The cube bunny drew away from him. “Are you sure you want to do this?”

“Like I said. Don’t worry about it.” McNihil drew the girl down to the field of the thin blanket. “She’s dead.” The same hand stroked the
girl’s brow. “When I tell her about things like this … she doesn’t mind at all.”

The girl said nothing, but reached up for him with her bare arms.

Later, when the only illumination in the bedroom was the glow from the cube bunny’s skin—McNihil’s eyes had adjusted to the darkness, so that a naked woman burned like a faint, ghostly lantern—he sat on the edge of the mattress, watching her sleep. She didn’t wake as he drew the thin blanket back from her. Confirming what he’d seen while she’d been in his arms: there was no mark on her body, other than the random bruise.

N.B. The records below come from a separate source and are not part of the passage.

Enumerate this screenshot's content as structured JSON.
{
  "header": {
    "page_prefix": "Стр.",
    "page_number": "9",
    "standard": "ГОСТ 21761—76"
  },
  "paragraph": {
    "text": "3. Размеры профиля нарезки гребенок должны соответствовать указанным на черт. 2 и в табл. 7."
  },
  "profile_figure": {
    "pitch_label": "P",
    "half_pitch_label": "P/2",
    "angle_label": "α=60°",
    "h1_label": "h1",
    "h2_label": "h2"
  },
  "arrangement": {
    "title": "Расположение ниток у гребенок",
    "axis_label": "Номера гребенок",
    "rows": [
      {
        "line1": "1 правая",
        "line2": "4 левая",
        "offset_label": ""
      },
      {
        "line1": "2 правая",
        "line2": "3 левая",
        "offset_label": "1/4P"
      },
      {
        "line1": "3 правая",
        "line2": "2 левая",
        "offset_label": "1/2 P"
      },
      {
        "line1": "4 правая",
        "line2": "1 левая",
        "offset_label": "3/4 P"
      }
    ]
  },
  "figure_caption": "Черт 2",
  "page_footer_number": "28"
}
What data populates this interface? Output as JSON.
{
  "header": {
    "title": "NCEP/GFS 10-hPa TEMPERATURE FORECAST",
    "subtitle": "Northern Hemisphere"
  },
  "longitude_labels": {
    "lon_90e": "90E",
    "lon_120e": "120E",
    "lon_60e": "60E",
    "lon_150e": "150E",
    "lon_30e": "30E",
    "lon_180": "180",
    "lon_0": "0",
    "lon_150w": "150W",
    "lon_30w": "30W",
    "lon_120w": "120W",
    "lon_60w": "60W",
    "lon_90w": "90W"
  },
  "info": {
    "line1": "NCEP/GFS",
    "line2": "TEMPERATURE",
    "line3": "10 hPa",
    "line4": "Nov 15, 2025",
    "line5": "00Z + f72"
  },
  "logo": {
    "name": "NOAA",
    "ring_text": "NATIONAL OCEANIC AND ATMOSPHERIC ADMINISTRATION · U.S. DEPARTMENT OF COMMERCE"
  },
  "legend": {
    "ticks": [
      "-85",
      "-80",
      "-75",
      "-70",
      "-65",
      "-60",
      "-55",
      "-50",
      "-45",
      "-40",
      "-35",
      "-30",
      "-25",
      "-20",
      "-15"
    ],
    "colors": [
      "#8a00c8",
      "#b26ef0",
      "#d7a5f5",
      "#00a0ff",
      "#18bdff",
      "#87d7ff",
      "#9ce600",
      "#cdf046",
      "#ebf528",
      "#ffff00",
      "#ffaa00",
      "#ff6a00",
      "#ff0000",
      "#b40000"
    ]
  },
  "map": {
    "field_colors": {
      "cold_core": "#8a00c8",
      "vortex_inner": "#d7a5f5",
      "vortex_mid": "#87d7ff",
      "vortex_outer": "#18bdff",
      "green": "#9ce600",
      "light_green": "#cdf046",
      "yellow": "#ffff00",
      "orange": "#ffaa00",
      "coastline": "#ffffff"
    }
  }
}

No tattoos, either moving about or still. The blue-black capital
V
, with its knife-pointed serifs, that he’d seen embossed over the corpse’s rib cage … if he saw it now, it was only in his memory. The image of the corpse … and ones farther back. He closed his eyes, not to see them better, but so they wouldn’t be superimposed, branded, on the sleeping girl.

In the bathroom at the end of the apartment’s hallway, McNihil heard her gathering up her clothes. He splashed cold water in his face, letting it run down his neck as he raised his head to look at himself in the mirror. Taking his time, giving her time.

She was already gone when McNihil walked out to the kitchen. He pulled the chain dangling from the center of the ceiling, flooding the space with an eye-stinging brilliance. The whole apartment seemed as bare and empty as the specimen freezer in an abandoned morgue.

McNihil leaned back against the sink, arms folded across his chest, the edge of the counter’s cracked tile pressing against the skin just above the waistline of the trousers he’d picked up from the bedroom floor and pulled on. The cold from the linoleum, with its worn-through patches like black islands on an unlabeled map, seeped into his bare feet. From here, he could see out the kitchen’s tiny window with its tattered roller blind, down to the street in front of the building. The homeless were parading by, in strict formation, just as they were supposed to do. In that other world, the one he didn’t see anymore, he knew they were all shellbacks, humping along the personal-sized portable refuges into which they retreated when off-duty. He’d always hated the sequential billboards mounted on the shells’ hardened exterior casings, the lights
usually spelling out an ad slogan about some sleazy low-budget operation, like whatever Snake Medicine™ clinic was nearby, with its resident Adder clome offering everything from minor decorative tattoos to Full Prince Charles jobs. McNihil was glad he didn’t see things like that anymore; now the homeless parade looked like a long line of sandwich-board men, trudging down the sidewalk one right after another, like some Depression-era film that had slipped loose in the universe’s projector, stuttering the same frames over and over again.